SUPP’s decision to retain all incumbents not well-received

By jack wong

KUCHING: The Sarawak United People’s Party (SUPP) decision not to “retire” any of its long-serving assemblymen in the coming state polls indicates that there is no generational leadership transition in the state’s oldest party, said a political scientist.

Dr Andrew Aeria, associate professor of Universiti Malaysia Sarawak (Unimas) social science faculty, said the party’s move to retain all its 12 incumbent assemblymen showed that there was a big disconnection between the party leadership and the rank-and-file of the Chinese community.
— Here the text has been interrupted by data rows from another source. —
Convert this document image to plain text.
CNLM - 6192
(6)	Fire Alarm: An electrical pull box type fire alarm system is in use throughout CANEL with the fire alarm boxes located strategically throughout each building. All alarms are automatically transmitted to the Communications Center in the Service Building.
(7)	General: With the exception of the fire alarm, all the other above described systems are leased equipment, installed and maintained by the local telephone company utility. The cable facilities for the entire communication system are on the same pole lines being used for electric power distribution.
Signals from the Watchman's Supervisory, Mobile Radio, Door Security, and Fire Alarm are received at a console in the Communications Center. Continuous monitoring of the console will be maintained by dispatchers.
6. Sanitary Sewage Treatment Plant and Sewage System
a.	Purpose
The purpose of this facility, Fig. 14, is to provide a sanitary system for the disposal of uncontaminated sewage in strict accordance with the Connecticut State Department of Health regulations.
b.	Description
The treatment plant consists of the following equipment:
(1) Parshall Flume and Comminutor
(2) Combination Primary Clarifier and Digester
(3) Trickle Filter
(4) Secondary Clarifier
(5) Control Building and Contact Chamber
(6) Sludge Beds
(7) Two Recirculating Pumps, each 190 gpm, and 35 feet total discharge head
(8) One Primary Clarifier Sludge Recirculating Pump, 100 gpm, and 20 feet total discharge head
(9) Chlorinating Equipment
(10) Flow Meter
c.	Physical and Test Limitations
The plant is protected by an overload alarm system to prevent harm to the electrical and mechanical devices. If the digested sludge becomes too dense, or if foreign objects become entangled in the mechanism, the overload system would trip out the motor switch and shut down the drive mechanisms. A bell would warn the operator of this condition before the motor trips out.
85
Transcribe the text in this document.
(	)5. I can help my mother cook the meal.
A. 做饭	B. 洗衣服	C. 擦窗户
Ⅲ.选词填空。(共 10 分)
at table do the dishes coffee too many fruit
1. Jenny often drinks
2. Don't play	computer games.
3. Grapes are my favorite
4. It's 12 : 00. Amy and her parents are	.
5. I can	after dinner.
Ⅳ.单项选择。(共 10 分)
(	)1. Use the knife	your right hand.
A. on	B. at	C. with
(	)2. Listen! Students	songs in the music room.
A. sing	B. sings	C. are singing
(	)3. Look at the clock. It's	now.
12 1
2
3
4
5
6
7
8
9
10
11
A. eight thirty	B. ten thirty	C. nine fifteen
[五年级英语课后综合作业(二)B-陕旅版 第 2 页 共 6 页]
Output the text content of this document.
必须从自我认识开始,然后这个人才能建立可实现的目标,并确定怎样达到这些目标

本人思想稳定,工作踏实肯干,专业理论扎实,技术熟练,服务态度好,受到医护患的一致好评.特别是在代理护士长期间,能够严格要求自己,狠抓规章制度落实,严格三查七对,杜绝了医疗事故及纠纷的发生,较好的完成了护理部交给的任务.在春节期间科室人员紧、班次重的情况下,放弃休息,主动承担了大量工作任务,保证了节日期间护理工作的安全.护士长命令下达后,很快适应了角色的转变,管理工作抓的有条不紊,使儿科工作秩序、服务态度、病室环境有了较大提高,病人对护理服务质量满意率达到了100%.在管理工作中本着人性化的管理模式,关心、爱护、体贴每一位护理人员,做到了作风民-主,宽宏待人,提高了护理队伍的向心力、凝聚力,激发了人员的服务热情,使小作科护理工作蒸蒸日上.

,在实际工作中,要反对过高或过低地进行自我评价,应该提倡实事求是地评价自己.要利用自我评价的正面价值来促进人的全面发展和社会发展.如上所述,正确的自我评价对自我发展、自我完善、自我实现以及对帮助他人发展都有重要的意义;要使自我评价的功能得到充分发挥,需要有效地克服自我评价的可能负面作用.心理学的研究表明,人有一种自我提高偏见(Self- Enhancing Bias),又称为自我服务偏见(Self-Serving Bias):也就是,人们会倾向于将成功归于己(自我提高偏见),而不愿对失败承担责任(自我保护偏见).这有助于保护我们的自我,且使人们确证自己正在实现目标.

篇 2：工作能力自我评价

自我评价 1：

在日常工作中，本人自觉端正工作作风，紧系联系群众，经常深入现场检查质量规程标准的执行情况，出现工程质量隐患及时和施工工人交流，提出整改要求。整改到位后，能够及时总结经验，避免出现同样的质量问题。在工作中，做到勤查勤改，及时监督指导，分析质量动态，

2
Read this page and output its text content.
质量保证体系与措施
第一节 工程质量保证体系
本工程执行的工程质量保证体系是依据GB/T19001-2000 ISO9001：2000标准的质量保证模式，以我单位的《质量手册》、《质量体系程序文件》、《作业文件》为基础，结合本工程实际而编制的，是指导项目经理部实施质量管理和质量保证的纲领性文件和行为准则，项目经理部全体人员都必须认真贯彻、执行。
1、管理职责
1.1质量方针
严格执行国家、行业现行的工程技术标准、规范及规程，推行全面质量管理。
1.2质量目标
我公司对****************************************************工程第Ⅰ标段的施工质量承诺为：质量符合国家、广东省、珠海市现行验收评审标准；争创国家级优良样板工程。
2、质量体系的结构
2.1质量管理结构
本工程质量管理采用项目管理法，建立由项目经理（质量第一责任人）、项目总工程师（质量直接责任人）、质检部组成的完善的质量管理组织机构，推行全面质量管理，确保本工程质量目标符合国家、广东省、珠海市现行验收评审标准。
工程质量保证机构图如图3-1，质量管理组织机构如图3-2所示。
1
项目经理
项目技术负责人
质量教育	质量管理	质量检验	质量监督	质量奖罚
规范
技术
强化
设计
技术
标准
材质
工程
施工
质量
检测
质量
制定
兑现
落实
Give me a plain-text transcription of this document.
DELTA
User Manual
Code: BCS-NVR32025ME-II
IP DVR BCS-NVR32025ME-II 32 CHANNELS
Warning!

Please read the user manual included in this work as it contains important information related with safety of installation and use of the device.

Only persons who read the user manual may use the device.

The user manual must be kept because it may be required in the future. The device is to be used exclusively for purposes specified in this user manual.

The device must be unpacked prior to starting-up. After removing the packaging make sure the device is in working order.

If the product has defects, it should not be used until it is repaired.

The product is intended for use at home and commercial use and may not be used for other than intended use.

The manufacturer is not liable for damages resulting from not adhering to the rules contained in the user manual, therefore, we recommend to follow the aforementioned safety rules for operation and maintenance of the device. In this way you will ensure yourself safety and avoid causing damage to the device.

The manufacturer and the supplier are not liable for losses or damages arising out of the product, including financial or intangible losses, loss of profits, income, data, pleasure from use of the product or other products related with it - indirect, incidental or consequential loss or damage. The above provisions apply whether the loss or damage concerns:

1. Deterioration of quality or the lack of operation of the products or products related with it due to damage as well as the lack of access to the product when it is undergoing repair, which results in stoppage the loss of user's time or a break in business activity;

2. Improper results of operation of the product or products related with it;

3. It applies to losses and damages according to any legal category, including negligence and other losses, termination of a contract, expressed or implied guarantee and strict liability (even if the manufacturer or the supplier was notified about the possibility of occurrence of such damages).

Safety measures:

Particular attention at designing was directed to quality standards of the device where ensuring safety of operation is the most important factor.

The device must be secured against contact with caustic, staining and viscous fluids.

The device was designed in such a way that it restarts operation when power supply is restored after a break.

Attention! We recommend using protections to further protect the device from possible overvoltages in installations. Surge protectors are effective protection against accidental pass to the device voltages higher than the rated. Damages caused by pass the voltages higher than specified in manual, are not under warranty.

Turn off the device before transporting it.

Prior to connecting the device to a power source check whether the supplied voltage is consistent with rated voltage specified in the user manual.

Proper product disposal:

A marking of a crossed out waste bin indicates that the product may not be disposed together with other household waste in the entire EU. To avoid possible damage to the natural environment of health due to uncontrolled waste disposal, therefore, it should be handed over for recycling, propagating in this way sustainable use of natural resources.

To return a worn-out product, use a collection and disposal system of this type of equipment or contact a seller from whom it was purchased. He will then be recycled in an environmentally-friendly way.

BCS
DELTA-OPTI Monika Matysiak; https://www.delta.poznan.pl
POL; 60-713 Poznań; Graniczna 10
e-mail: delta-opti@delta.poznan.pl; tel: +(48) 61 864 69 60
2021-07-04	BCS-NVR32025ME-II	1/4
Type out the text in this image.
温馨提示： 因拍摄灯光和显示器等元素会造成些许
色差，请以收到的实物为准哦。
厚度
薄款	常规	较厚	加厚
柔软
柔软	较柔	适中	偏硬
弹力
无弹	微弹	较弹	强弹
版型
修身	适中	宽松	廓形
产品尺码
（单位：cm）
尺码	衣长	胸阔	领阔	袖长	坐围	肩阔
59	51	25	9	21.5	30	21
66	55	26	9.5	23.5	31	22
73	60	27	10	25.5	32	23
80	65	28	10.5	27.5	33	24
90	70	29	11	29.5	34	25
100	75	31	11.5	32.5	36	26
Dr Aeria believed that it was the wish of the Chinese to see leadership renewal in the party, saying that the decision to let the veteran assemblymen, some already serving five or six terms, to seek re-election in the polls would not go down well with the community.

“If the SUPP does not want to renew itself, I am afraid the electorate will be forced to renew the party,’’ said Dr Aeria when commenting on the party’s central working committee’s decision to give the 12 incumbents another chance to defend their seats.

Among the longest serving assemblymen are party president and Deputy Chief Minister Tan Sri Dr George Chan Hong Nam (Piasau), Dr Soon Choon Teck (Dudong), Datuk David Teng Lung Chi (Repok), Datuk Wong Soon Koh (Bawang Assan) and Vincent Goh Chung Siong (Pelawan).

Reminding the SUPP leadership of the various reforms it had promised to implement after its defeat in the 2006 state polls, Dr Aeria said it was apparent that the party had not done what it said it would do.

“The party has made decisions, including limiting the term of office of its elected representatives. If it does not implement the decisions, how could it win the support of the people?”

In a booklet entitled “SUPP – The Way Forward” that detailed the various resolutions adopted during the party’s special delegates’ conference in late 2006, it was stated that the reforms include amending the party constitution to limit the term of office of federal and state ministers, assistant ministers, MPs and assemblymen, senators, political secretaries as well as councillors in local authorities.

A federal and state minister and deputy chief minister are to serve a maximum two elections term while it is three elections term for the deputy/assistant ministers.

The MPs and assemblymen can serve up to four election terms (this term limit is to be extended accordingly if the MP or assemblyman is appointed a minister, deputy/assistant minister or parliamentary secretary).

The party said the amendments would help to institutionalise and facilitate the automatic process of renewal of party leadership.

Federation of Kuching and Samarahan Divisions Chinese Asso-ciations’ president Dr Chou Chii Ming said SUPP’s decision to retain all the incumbents for the polls would be a disappointment to many voters.

“This does not meet the expectations of particularly the younger voters, who wish to see new young faces as candidates,” he said.

Dr Chou said the party’s decision might be based on the thoughts that the incumbents stood a better chance of retaining the seats for the Barisan Nasional.